The be clear. The way it is organized now there is only a vzeroupper if the
code hits the 4x loop which is a performance improvement over the same
code w/ vzeroupper.

>
> >
> > > I havent taken that long of a look at strcmp but would guess it would
> > > benefit in a simliar way as memchr from EVEX for sizes [0..160] then
> > > AVX2 for the loop (possibly augmented with vptern for 3way reduction)
> > >
> > > >
> > > > commit 1da50d4bda07f04135dca39f40e79fc9eabed1f8
> > > > Author: H.J. Lu <hjl.tools@gmail.com>
> > > > Date:   Fri Feb 26 05:36:59 2021 -0800
> > > >
> > > >     x86: Set Prefer_No_VZEROUPPER and add Prefer_AVX2_STRCMP
> > > >
> > > >     1. Set Prefer_No_VZEROUPPER if RTM is usable to avoid RTM abort triggered
> > > >     by VZEROUPPER inside a transactionally executing RTM region.

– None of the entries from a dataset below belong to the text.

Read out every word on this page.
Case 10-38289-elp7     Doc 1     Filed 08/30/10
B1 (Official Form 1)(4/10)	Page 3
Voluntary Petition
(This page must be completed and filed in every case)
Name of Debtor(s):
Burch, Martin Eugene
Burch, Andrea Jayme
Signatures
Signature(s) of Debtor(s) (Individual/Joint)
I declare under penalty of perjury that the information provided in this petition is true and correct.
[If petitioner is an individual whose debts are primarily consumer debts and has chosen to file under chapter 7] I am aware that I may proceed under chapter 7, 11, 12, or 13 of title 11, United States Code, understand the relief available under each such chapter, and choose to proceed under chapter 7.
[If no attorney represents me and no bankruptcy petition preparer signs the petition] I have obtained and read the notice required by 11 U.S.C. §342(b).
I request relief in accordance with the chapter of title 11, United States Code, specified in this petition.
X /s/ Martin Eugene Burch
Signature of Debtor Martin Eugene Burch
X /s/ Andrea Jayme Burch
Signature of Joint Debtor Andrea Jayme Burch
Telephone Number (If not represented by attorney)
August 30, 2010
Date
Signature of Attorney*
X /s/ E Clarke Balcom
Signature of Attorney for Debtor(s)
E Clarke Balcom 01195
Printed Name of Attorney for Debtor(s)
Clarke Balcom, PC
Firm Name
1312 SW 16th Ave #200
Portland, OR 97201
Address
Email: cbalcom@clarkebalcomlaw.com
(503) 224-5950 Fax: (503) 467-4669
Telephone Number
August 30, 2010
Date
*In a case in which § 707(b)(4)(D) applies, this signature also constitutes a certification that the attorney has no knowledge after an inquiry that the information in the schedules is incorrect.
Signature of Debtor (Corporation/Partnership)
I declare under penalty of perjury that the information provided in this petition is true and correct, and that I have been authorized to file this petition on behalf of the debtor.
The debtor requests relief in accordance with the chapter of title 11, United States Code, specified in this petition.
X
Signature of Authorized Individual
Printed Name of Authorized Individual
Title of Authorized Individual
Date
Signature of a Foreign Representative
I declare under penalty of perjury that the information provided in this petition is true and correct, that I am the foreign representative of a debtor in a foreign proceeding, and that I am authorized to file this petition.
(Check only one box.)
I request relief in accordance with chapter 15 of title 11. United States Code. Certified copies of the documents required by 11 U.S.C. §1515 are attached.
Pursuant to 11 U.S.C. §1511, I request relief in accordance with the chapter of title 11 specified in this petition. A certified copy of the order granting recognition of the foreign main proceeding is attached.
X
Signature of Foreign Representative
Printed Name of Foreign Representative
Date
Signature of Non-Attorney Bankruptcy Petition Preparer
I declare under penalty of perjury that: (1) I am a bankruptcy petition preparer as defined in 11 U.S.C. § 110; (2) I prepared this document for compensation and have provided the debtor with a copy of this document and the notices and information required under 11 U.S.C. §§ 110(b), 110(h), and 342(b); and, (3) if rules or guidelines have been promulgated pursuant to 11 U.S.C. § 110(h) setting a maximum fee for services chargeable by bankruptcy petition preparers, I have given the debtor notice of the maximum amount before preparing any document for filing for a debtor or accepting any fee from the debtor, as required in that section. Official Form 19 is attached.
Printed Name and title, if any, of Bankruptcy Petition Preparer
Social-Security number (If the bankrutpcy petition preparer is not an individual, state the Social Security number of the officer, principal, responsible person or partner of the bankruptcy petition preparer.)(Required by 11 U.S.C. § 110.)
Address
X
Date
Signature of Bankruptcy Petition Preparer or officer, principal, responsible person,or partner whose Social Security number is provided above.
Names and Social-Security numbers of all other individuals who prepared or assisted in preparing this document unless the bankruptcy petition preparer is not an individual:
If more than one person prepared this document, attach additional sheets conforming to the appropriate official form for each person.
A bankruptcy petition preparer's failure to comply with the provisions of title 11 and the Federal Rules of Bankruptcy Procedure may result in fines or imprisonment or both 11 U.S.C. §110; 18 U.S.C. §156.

> > > >     2. Since to compare 2 32-byte strings, 256-bit EVEX strcmp requires 2
> > > >     loads, 3 VPCMPs and 2 KORDs while AVX2 strcmp requires 1 load, 2 VPCMPEQs,
> > > >     1 VPMINU and 1 VPMOVMSKB, AVX2 strcmp is faster than EVEX strcmp.  Add
> > > >     Prefer_AVX2_STRCMP to prefer AVX2 strcmp family functions.
> > > >
> > > >
> > > > --
> > > > H.J.
> >
> >
> >
> > --
> > H.J.